1. Use a proven analytics methodology such as CRISP-DM
By leveraging the knowledge of expert data analysts, methodologies like CRISP-DM (cross industry standard process for data mining) provide a clear roadmap of the key tasks involved in successful predictive analytics initiatives. In short, methodologies like this make the whole process of planning and monitoring the progress of new analytical applications much more transparent.
2. Focus on business understanding and deployment.
In other words, applications that are not grounded in a solid understanding of the business requirements they are supposed to address are unlikely to make much of an impact. As for deployment, it’s all too easy to get stuck into the data without a clear understanding of how the results are going to make a difference. If the main outcome of your first predictive analytics project is a report, then congratulations, you’ve just completed a research project (and we all know what happens to those). If however, you’re working towards deploying recommendations in real-time to the website or automatically scoring campaign data on a bi-weekly basis then you at least have some sort of end goal in sight.
3. Don’t wait for the perfect data warehouse – consider the full data landscape
If all predictive analytics applications relied on clean, centralised and consolidated data then most of the examples we could talk about would exist firmly in the theoretical realm. So if you are delaying your first project until the database team release the new, pristine, single-view-of-the-customer warehouse, you may have a bit of a wait. Predictive analytics initiatives are often magpie projects: they are characterised by snapshots and samples from islands of data across the organisation. As such cleaning, consolidating and preparing data is grist-to the-mill for most projects of this type. Also, look to other sources of data such as text from call centre notes, web site searches and social media and complaints.
4. Consider integration with other business insight systems (e.g. MI/BI)

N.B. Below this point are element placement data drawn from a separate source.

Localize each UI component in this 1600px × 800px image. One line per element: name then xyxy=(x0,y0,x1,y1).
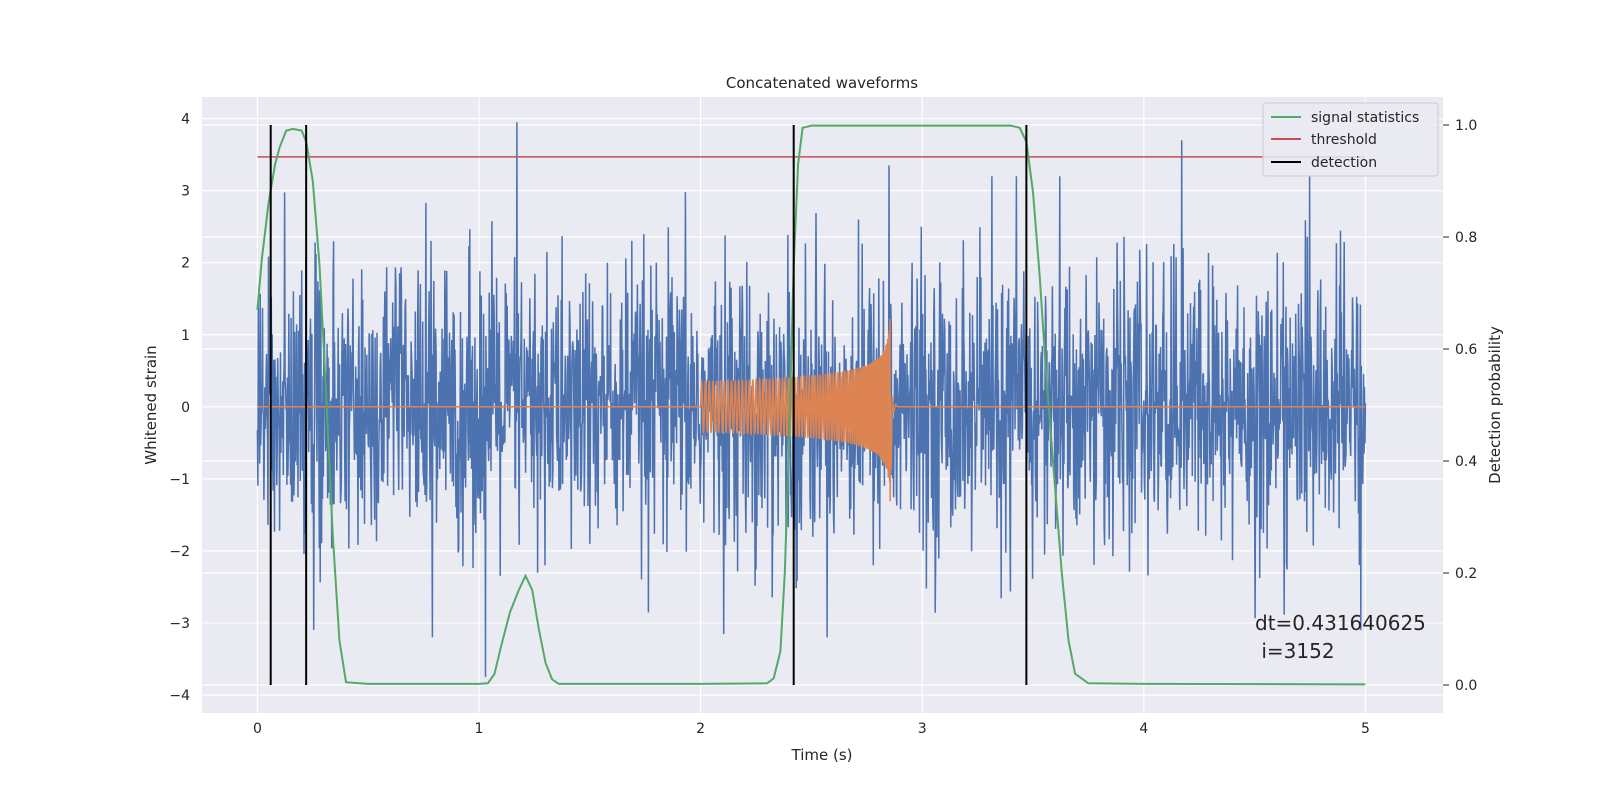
x-tick-label: 5 xyxy=(1361,721,1370,737)
signal-statistics-line xyxy=(256,124,1366,686)
annotation-i: i=3152 xyxy=(1255,639,1335,663)
x-tick-label: 1 xyxy=(475,721,484,737)
y-left-tick-label: 4 xyxy=(181,112,190,128)
x-tick-label: 2 xyxy=(696,721,705,737)
legend-label-threshold: threshold xyxy=(1311,132,1377,148)
x-tick-label: 3 xyxy=(918,721,927,737)
y-right-tick-label: 0.2 xyxy=(1455,566,1477,582)
y-right-tick-label: 0.4 xyxy=(1455,454,1477,470)
x-axis-label: Time (s) xyxy=(791,746,853,764)
legend-label-signal-statistics: signal statistics xyxy=(1311,110,1419,126)
y-left-tick-label: −2 xyxy=(169,544,190,560)
y-right-tick-label: 0.0 xyxy=(1455,678,1477,694)
y-left-tick-label: −1 xyxy=(169,472,190,488)
plot-area xyxy=(256,122,1367,686)
y-left-tick-label: 0 xyxy=(181,400,190,416)
y-right-tick-label: 0.6 xyxy=(1455,342,1477,358)
x-tick-label: 4 xyxy=(1139,721,1148,737)
chirp-series-line xyxy=(257,318,1366,502)
x-tick-label: 0 xyxy=(253,721,262,737)
detection-lines xyxy=(269,125,1028,685)
y-left-tick-label: −4 xyxy=(169,688,190,704)
y-axis-left-label: Whitened strain xyxy=(142,345,160,464)
legend-box xyxy=(1262,102,1439,177)
y-right-tick-label: 1.0 xyxy=(1455,118,1477,134)
axis-ticks: 0 1 2 3 4 5 −4 −3 −2 −1 0 1 2 3 4 0.0 0.2 0.4 0.6 0.8 1.0 xyxy=(169,112,1477,737)
y-left-tick-label: −3 xyxy=(169,616,190,632)
legend: signal statistics threshold detection xyxy=(1262,102,1439,177)
y-right-tick-label: 0.8 xyxy=(1455,230,1477,246)
y-left-tick-label: 3 xyxy=(181,184,190,200)
legend-label-detection: detection xyxy=(1311,155,1377,171)
chart-title: Concatenated waveforms xyxy=(726,74,918,92)
y-left-tick-label: 2 xyxy=(181,256,190,272)
y-left-tick-label: 1 xyxy=(181,328,190,344)
annotation-dt: dt=0.431640625 xyxy=(1255,611,1426,635)
y-axis-right-label: Detection probability xyxy=(1486,326,1504,484)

One of the problems with predictive analytics applications is the lack of visibility that senior staff and decision makers have of their actual outcomes. As distinct from traditional business intelligence, predictive analytics is characterised by the creation of new data. Instead of KPIs (key performance indicators) predictive analytics generates predictive performance indicators in the form of affinity scores, likelihood values, estimates and churn probabilities. Existing reporting systems and dashboards are often an excellent way to monitor model performance and provide the wider business with an enhanced insight function.
5. How will you know it’s worked?
If it’s worth deploying, it’s worth measuring. The whole point of predictive analytics is to make better, smarter decisions than those driven by random or prescriptive approaches such as business rules. Focus on measuring the benefit – e.g. response rate lift, increased cross-sell, revenue/profit impact – these metrics are the ultimate judge of any new technology’s worth.
6. You may not need to recruit specialists: data–literate, business-focussed people can learn how to do this.
You know your business. But, if you are also used to working with data then you may well find that many of the skills required to drive a predictive analytics project through to successful completion are within your grasp. Thousands of people learn how to work with predictive analytics technology every week and you can always leverage the help of a knowledgeable consultant to guide you through the more involved phases.
“Any powerful idea is absolutely fascinating and absolutely useless until we choose to use it.”